Tomb engravings dating back 6,000 years are among the latest discoveries unearthed on the route of a controversial highway under construction in Ireland.
The historic site, at Lismullin in County Meath, was handed over to road builders last month, just weeks after the Stone Age art was found inside a medieval bunker.
The engravings have been removed to allow construction of the highway to proceed.
The new find follows the discovery last spring of a prehistoric open-air temple nearby, causing construction of the 37-mile-long (60-kilometer-long) M3 highway northwest of Dublin to be temporarily suspended (see map).
The timber temple enclosure was found just 1.25 miles (2 kilometers) from the Hill of Tara, once the seat of power of ancient Celtic kings.
The latest excavations at Lismullin revealed part of a huge stone monument, or megalith, decorated with engravings dating to the Late Stone Age, according to archaeologists from Ireland's National Roads Authority (NRA).
Discovered some 165 feet (50 meters) from the temple's enclosure, the stone features a series of zigzags, concentric circles, and arcs.
"It's classic megalithic art," said Mary Deevy, NRA's chief archaeologist.
The engravings are similar to those that decorate other burial chambers in the region known as passage tombs, Deevy noted.
"We've only got half a boulder, but we think originally it was probably a curbstone from a passage tomb," she said.
The stone would have formed a wall that kept the burial mound together, with the artwork displayed on the outer surface, Deevy said.

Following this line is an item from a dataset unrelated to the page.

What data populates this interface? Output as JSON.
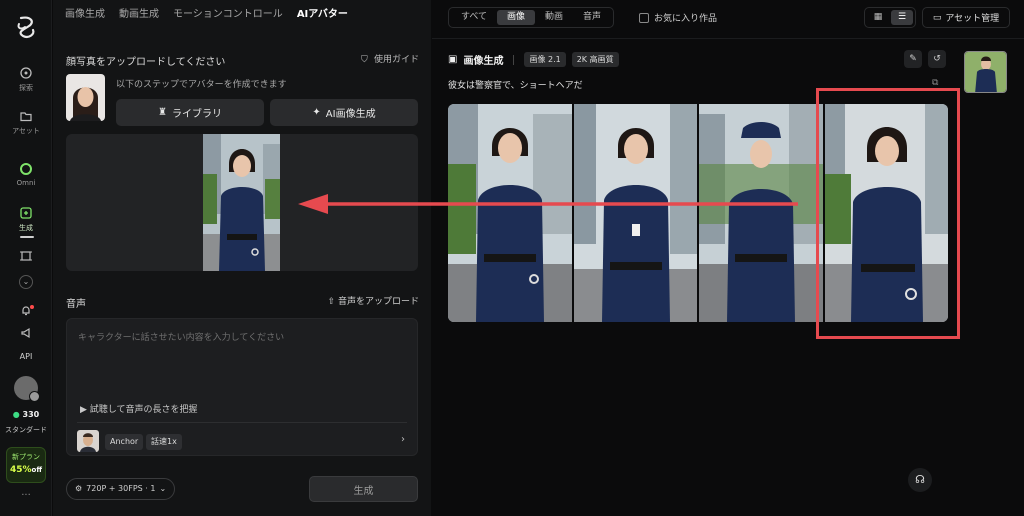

What the motifs symbolized remains a mystery, the archaeologist added.
Viking Attacks
The stone was discovered within an early medieval souterrain, an underground structure that may have been used by local inhabitants to defend themselves against Viking raiders, the excavation team reported.
Dating to around the 10th century A.D., the souterrain was probably constructed using the broken megalith as building material.
"The souterrain builders robbed or quarried the stone from a Neolithic [Late Stone Age] monument," Deevy said.
"Souterrains are common in Ireland, and it's not unusual to have stones from earlier monuments reused on them," she added.
The rock art will eventually go on public display, according to Deevy, who describes the Lismullin site as "100 percent excavated."
The site was handed over to road builders on December 18, with construction work expected to start soon.
Campaigners who want the highway re-routed away from the Hill of Tara area have attacked the decision.
"Significant damage has already been done," said Vincent Salafia of Dublin-based protest group TaraWatch.
"But until the road is built on top of the site, I suppose there is still hope."
One of the "Top Discoveries"
Irish citizens opposed to the road project are currently fielding legal advice with a view to obtaining a court injunction to halt construction, the campaigner said.
The European Commission has criticized the Irish government for failing to properly reassess the impact of the road project after the ruins of the open-air temple were uncovered last year.
Under European law, the discovery should have triggered a so-called environmental impact assessment, Salafia said.
While the Lismullin site was declared a national monument, "this has made no difference whatsoever," he added.
Upward of 40 archaeological sites have been uncovered along the route of the highway, Salafia said.
"The bigger argument that's at stake is that Lismullin is connected to all these other 40 sites, and that they are all part and parcel of one single large national monument, which is the Hill of Tara complex," he said.
"If a new environment impact assessment were done, that's what would be shown, and that the motorway should go outside that complex rather than straight through it."
Lismullin's timber enclosure site was recently named one of the top ten discoveries of 2007 by the magazine Archaeology, published by the Archaeological Institute of America.